Re: [Qemu-block] [RFC v2] new, node-graph-based fleecing and backup

qemu-block

[Date Prev][Date Next][Thread Prev][Thread Next][Date Index][Thread Index]

Re: [Qemu-block] [RFC v2] new, node-graph-based fleecing and backup

From:	Max Reitz
Subject:	Re: [Qemu-block] [RFC v2] new, node-graph-based fleecing and backup
Date:	Fri, 17 Aug 2018 23:50:50 +0200
User-agent:	Mozilla/5.0 (X11; Linux x86_64; rv:52.0) Gecko/20100101 Thunderbird/52.9.1

On 2018-08-14 19:01, Vladimir Sementsov-Ogievskiy wrote:
> Signed-off-by: Vladimir Sementsov-Ogievskiy <address@hidden>
> ---
> 
> [v2 is just a resend. I forget to add Den an me to cc, and I don't see the
> letter in my thunderbird at all. strange. sorry for that]
> 
> Hi all!
> 
> Here is an idea and kind of proof-of-concept of how to unify and improve
> push/pull backup schemes.
> 
> Let's start from fleecing, a way of importing a point-in-time snapshot not
> creating a real snapshot. Now we do it with help of backup(sync=none)..
> 
> Proposal:
> 
> For fleecing we need two nodes:
> 
> 1. fleecing hook. It's a filter which should be inserted on top of active
> disk. It's main purpose is handling guest writes by copy-on-write operation,
> i.e. it's a substitution for write-notifier in backup job.
> 
> 2. fleecing cache. It's a target node for COW operations by fleecing-hook.
> It also represents a point-in-time snapshot of active disk for the readers.

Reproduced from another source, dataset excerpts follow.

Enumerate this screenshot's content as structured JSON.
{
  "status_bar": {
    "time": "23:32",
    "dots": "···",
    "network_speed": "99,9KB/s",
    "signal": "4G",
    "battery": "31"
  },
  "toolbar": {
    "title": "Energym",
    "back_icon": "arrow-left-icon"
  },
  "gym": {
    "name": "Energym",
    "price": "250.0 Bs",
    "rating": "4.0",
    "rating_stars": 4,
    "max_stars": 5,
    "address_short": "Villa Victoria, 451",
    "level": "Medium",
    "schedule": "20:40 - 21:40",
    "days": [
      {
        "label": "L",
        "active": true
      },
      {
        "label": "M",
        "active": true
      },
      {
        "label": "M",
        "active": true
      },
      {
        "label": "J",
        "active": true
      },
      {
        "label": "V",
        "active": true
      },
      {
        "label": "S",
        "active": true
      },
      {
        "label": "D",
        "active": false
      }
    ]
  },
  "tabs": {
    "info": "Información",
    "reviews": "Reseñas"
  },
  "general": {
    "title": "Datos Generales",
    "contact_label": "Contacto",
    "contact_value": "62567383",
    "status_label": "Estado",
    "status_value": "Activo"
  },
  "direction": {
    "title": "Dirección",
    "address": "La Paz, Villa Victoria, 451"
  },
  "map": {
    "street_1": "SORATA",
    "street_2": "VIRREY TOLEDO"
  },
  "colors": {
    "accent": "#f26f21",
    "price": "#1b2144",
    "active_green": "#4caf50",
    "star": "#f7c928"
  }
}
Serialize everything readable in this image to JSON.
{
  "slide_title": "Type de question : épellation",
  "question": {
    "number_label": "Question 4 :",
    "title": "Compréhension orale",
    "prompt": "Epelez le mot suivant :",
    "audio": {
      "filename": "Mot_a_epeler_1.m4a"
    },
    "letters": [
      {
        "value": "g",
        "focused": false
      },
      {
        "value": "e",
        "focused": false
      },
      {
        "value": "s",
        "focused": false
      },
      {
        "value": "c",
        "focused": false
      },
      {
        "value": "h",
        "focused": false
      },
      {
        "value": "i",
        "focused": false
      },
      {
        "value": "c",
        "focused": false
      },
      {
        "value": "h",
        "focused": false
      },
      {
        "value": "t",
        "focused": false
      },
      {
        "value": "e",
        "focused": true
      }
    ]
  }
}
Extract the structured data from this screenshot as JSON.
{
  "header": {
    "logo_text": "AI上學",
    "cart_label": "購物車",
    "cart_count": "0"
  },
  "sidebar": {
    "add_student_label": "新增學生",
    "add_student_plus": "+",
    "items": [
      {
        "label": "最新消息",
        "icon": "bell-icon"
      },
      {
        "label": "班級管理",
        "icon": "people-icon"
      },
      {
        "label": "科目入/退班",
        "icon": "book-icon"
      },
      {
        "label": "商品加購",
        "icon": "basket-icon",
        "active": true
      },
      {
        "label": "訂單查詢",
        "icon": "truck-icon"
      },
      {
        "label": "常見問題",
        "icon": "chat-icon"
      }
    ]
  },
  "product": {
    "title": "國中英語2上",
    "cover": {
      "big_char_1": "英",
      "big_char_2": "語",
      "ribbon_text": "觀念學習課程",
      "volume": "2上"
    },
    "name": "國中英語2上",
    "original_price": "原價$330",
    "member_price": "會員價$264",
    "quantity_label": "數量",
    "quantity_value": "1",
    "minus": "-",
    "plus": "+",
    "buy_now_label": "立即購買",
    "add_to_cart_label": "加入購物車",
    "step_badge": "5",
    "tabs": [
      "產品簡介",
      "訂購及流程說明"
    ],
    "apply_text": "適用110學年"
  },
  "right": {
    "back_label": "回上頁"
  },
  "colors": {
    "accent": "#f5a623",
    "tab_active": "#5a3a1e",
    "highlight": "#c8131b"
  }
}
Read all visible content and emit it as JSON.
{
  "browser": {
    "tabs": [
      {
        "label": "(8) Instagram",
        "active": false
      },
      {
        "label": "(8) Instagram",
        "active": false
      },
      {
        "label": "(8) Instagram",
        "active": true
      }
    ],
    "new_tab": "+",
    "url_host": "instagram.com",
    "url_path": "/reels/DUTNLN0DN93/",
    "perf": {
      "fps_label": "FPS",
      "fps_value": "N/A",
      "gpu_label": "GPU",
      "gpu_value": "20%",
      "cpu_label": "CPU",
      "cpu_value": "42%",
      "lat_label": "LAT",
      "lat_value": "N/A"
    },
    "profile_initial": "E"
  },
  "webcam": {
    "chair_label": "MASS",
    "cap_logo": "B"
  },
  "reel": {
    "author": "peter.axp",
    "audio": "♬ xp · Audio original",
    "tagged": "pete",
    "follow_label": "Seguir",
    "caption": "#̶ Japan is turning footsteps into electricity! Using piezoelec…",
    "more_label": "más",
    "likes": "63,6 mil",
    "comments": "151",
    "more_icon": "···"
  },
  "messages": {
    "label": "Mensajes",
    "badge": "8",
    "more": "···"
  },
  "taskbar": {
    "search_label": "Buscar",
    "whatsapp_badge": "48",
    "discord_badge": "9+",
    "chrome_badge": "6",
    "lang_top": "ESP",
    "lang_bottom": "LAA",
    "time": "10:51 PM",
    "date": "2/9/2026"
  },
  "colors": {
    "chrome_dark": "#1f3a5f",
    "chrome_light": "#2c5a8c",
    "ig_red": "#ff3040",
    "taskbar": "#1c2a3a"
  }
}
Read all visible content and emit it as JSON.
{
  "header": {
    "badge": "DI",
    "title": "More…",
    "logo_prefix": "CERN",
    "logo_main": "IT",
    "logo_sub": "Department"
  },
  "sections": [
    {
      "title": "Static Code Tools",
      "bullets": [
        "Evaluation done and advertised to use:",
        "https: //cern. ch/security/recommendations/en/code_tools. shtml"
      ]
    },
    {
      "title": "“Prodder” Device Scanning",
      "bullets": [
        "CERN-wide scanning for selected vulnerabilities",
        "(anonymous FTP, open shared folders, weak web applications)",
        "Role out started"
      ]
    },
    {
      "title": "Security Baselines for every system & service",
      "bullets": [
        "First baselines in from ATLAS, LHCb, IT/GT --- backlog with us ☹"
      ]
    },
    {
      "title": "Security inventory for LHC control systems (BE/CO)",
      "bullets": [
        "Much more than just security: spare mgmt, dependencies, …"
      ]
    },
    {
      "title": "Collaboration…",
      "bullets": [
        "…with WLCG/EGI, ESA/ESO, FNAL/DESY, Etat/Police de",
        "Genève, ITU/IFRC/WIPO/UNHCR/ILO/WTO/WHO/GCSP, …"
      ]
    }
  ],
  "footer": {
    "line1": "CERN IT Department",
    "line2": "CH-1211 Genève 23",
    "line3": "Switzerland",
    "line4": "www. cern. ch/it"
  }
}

It's not really COW, it's copy-before-write, isn't it?  It's something
else entirely.  COW is about writing data to an overlay *instead* of
writing it to the backing file.  Ideally, you don't copy anything,
actually.  It's just a side effect that you need to copy things if your
cluster size doesn't happen to match exactly what you're overwriting.

CBW is about copying everything to the overlay, and then leaving it
alone, instead writing the data to the backing file.

I'm not sure how important it is, I just wanted to make a note so we
don't misunderstand what's going on, somehow.

The fleecing hook sounds good to me, but I'm asking myself why we don't
just add that behavior to the backup filter node.  That is, re-implement
backup without before-write notifiers by making the filter node actually
do something (I think there was some reason, but I don't remember).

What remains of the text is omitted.